Hint: run journalctl -t "failover.sh" -f
to keep track of the failover logs.
- The easiest tests are unplugging cables. If you can do this, I recommend it.
- First, unplug your FAILOVER cable. This check runs every 10 seconds, so hopefully after ~20 seconds you should see logs mentioning the FAILOVER route is gone.
[E] Could not find route for failover interface (enp3s0)
Sending state to Home Assistant: Unavailable (no route)
- Plug the cable back in, and a few seconds later you should see another log saying failover is ready.
Sending state to Home Assistant: Ready
- Then, unplug your MAIN internet cable. Internet should switch to your failover and a log should show up.
- Finally, plug the MAIN cable back in.
- Internet might be failing even if the route is there. Let’s test that too.

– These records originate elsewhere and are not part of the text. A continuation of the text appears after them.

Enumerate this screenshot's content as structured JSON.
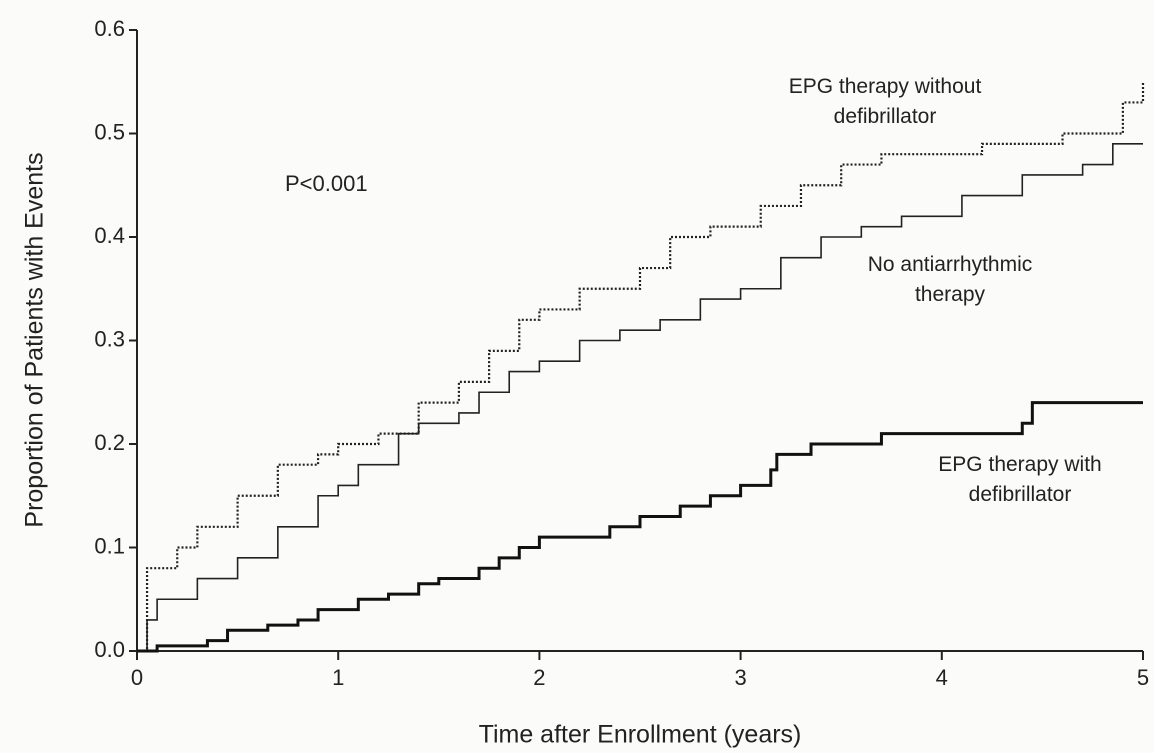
{
  "chart_data": {
    "type": "step",
    "x_label": "Time after Enrollment (years)",
    "y_label": "Proportion of Patients with Events",
    "annotation": "P<0.001",
    "xlim": [
      0,
      5
    ],
    "xticks": [
      0,
      1,
      2,
      3,
      4,
      5
    ],
    "ylim": [
      0,
      0.6
    ],
    "yticks": [
      {
        "value": 0,
        "label": "0.0"
      },
      0.1,
      0.2,
      0.3,
      0.4,
      0.5,
      0.6
    ],
    "series": [
      {
        "name": "EPG therapy without defibrillator",
        "color": "#222222",
        "dash": "dotted",
        "x": [
          0,
          0.05,
          0.2,
          0.3,
          0.5,
          0.7,
          0.9,
          1.0,
          1.2,
          1.4,
          1.6,
          1.75,
          1.9,
          2.0,
          2.2,
          2.5,
          2.65,
          2.85,
          3.1,
          3.3,
          3.5,
          3.7,
          4.2,
          4.6,
          4.9,
          5.0
        ],
        "values": [
          0,
          0.08,
          0.1,
          0.12,
          0.15,
          0.18,
          0.19,
          0.2,
          0.21,
          0.24,
          0.26,
          0.29,
          0.32,
          0.33,
          0.35,
          0.37,
          0.4,
          0.41,
          0.43,
          0.45,
          0.47,
          0.48,
          0.49,
          0.5,
          0.53,
          0.55
        ]
      },
      {
        "name": "No antiarrhythmic therapy",
        "color": "#222222",
        "dash": "solid",
        "x": [
          0,
          0.05,
          0.1,
          0.3,
          0.5,
          0.7,
          0.9,
          1.0,
          1.1,
          1.3,
          1.4,
          1.6,
          1.7,
          1.85,
          2.0,
          2.2,
          2.4,
          2.6,
          2.8,
          3.0,
          3.2,
          3.4,
          3.6,
          3.8,
          4.1,
          4.4,
          4.7,
          4.85,
          5.0
        ],
        "values": [
          0,
          0.03,
          0.05,
          0.07,
          0.09,
          0.12,
          0.15,
          0.16,
          0.18,
          0.21,
          0.22,
          0.23,
          0.25,
          0.27,
          0.28,
          0.3,
          0.31,
          0.32,
          0.34,
          0.35,
          0.38,
          0.4,
          0.41,
          0.42,
          0.44,
          0.46,
          0.47,
          0.49,
          0.49
        ]
      },
      {
        "name": "EPG therapy with defibrillator",
        "color": "#111111",
        "dash": "thick",
        "x": [
          0,
          0.1,
          0.35,
          0.45,
          0.65,
          0.8,
          0.9,
          1.1,
          1.25,
          1.4,
          1.5,
          1.7,
          1.8,
          1.9,
          2.0,
          2.25,
          2.35,
          2.5,
          2.7,
          2.85,
          3.0,
          3.15,
          3.18,
          3.35,
          3.7,
          4.1,
          4.4,
          4.45,
          5.0
        ],
        "values": [
          0,
          0.005,
          0.01,
          0.02,
          0.025,
          0.03,
          0.04,
          0.05,
          0.055,
          0.065,
          0.07,
          0.08,
          0.09,
          0.1,
          0.11,
          0.11,
          0.12,
          0.13,
          0.14,
          0.15,
          0.16,
          0.175,
          0.19,
          0.2,
          0.21,
          0.21,
          0.22,
          0.24,
          0.24
        ]
      }
    ]
  }
}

- To simulate the MAIN internet not working, run this on your router:
iptables -A OUTPUT -o enp1s0 -j DROP
(replace enp1s0 with your main interface)- After a few seconds, you should see ping errors in the logs and the script should switch to FAILOVER
- To simulate the MAIN internet not working, run this on your router:
[E] (failover: 0) CHECKING MAIN IF: Ping to 1.1.1.1/enp1s0 FAILED
[E] (failover: 0) CHECKING MAIN IF: Ping to 8.8.8.8/enp1s0 FAILED
[CHANGE] At least 2 pings failed in a row, FAILING OVER
[I] Sending state to Home Assistant: Active (no ping)
- To undo ^, run,
iptables -D OUTPUT -o enp1s0 -j DROP
.
[I] (failover: 1) CHECKING MAIN IF: Ping to 1.1.1.1/enp1s0 succeeded!
[I] (failover: 1) CHECKING MAIN IF: Ping to 8.8.8.8/enp1s0 succeeded!
[CHANGE] Ping through main IF {enp1s0} worked, RESTORING
[I] Sending state to Home Assistant: Ready
- To test the FAILOVER check, run
iptables -A OUTPUT -o enp3s0 -j DROP
(replace enp3s0 with your failover interface)- FAILOVER checks run every 10 minutes, so either wait or
systemctl restart failover
[E] (failover: false) CHECKING FAILOVER IF: Ping to 1.1.1.1/enp3s0 FAILED
[E] (failover: false) CHECKING FAILOVER IF: Ping to 8.8.8.8/enp3s0 FAILED
Sending state to Home Assistant: Unavailable (no ping)
- To restore:
iptables -D OUTPUT -o enp3s0 -j DROP
Verifying Failover Internet is reachable
Sending state to Home Assistant: Ready
That’s all!
Hopefully everything’s working great and this post was helpful :) Feel free to comment if you have any questions. Cheers!